Another is that aid agencies too often compartmentalize or simplify their view of a complex emergency, perpetuating a self-referential reality in which their solutions (food, tents), define the problem. This can often lead them to ignore the real problems at hand (human rights abuses, say, in Sri Lanka, or feeding genocidal killers, say, in Rwanda).

Such a vision leads Darfur to be depicted as a relatively straightforward tale of “bad” Arabs and “good” Africans rather than a more complex power struggle over land and water.

It also blinds them to their own impact: several researchers have asserted that humanitarian aid prolonged the war in Nigeria’s Biafra in the 1960s - a conflict in which an estimated one million people died, the majority as a result of malnutrition. Of course hindsight is a wonderful thing, but Smillie, who was there at the time, says several NGOs were aware of this dynamic at the time.

Perhaps one of the most useful lessons is that, in the authors’ analysis, manipulation of assistance generally does not get the manipulators what they want. “The fact that aid can be a force multiplier may be wrong,” said Smillie. Studies have shown for instance, that humanitarian aid in Iraq and Afghanistan did little to win over hearts and minds. Perhaps its very ineffectiveness should be an incentive to loosen the hold.

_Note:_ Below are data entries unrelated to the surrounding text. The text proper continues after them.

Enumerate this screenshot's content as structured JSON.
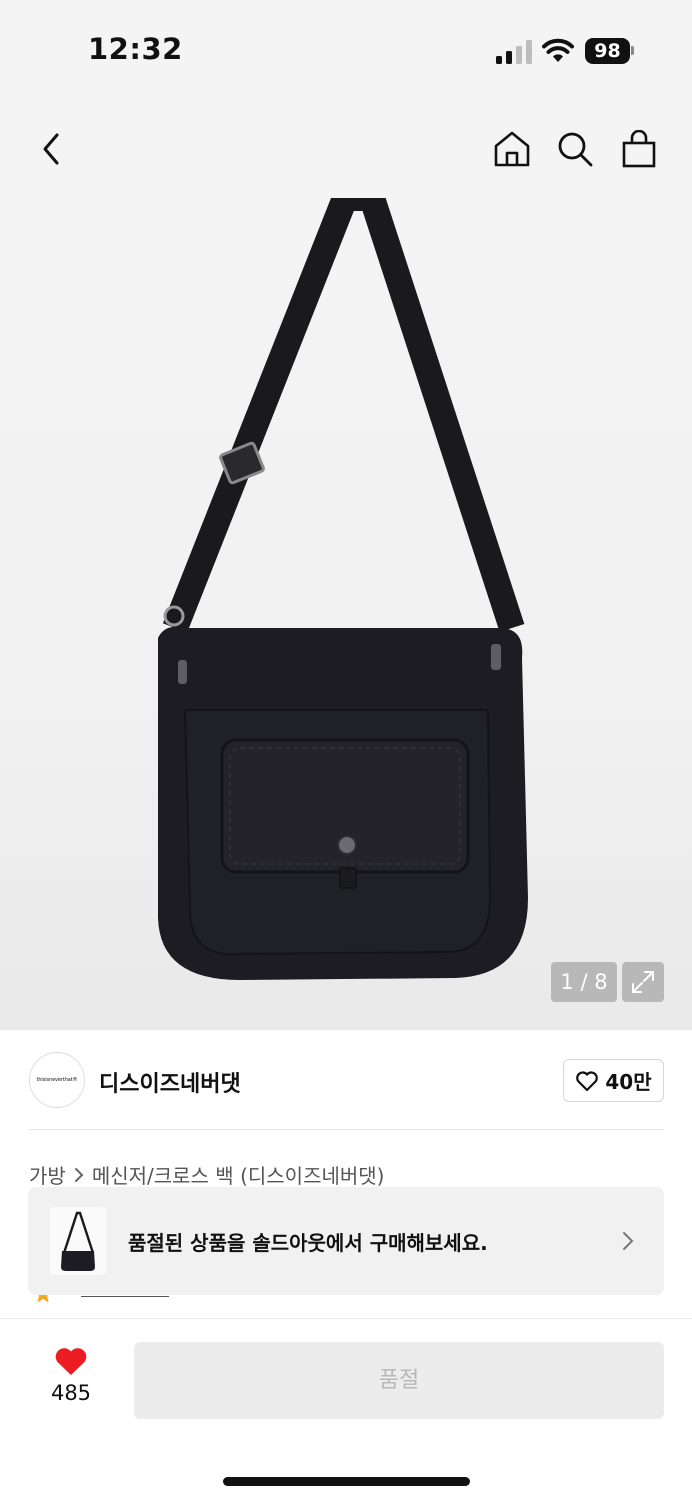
{
  "status_bar": {
    "time": "12:32",
    "battery": "98",
    "icons": [
      "signal-icon",
      "wifi-icon",
      "battery-icon"
    ]
  },
  "nav": {
    "icons": [
      "back-chevron-icon",
      "home-icon",
      "search-icon",
      "shopping-bag-icon"
    ]
  },
  "gallery": {
    "counter": "1 / 8",
    "expand_icon": "expand-icon"
  },
  "brand": {
    "logo_text": "thisisneverthat®",
    "name": "디스이즈네버댓",
    "like_count": "40만"
  },
  "breadcrumb": {
    "category": "가방",
    "subcategory": "메신저/크로스 백 (디스이즈네버댓)"
  },
  "soldout_banner": {
    "text": "품절된 상품을 솔드아웃에서 구매해보세요."
  },
  "bottom": {
    "like_count": "485",
    "buy_button": "품절"
  },
  "colors": {
    "like_red": "#ec1c24",
    "button_gray": "#ececec",
    "star_orange": "#f5a623"
  }
}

As Western power wanes and crisis-affected countries begin to assert their right to control crisis response, new dynamics will arise. Donini gave Sri Lanka as an example of where its leader Mahinda Rajapakse used the Global War on Terror and respect for sovereignty rhetoric to justify overwhelming force against the Tamil uprising when he came to power in 2005, out-manoeuvering and repressing humanitarians.

Long on problems and short on solutions, the book can make for depressing reading. But Donini stressed a final point: “This book focuses on the negative - we wanted to unscramble instrumentalization. But we shouldn’t deny all the positive…. there is much about the humanitarian enterprise that is really quite good.”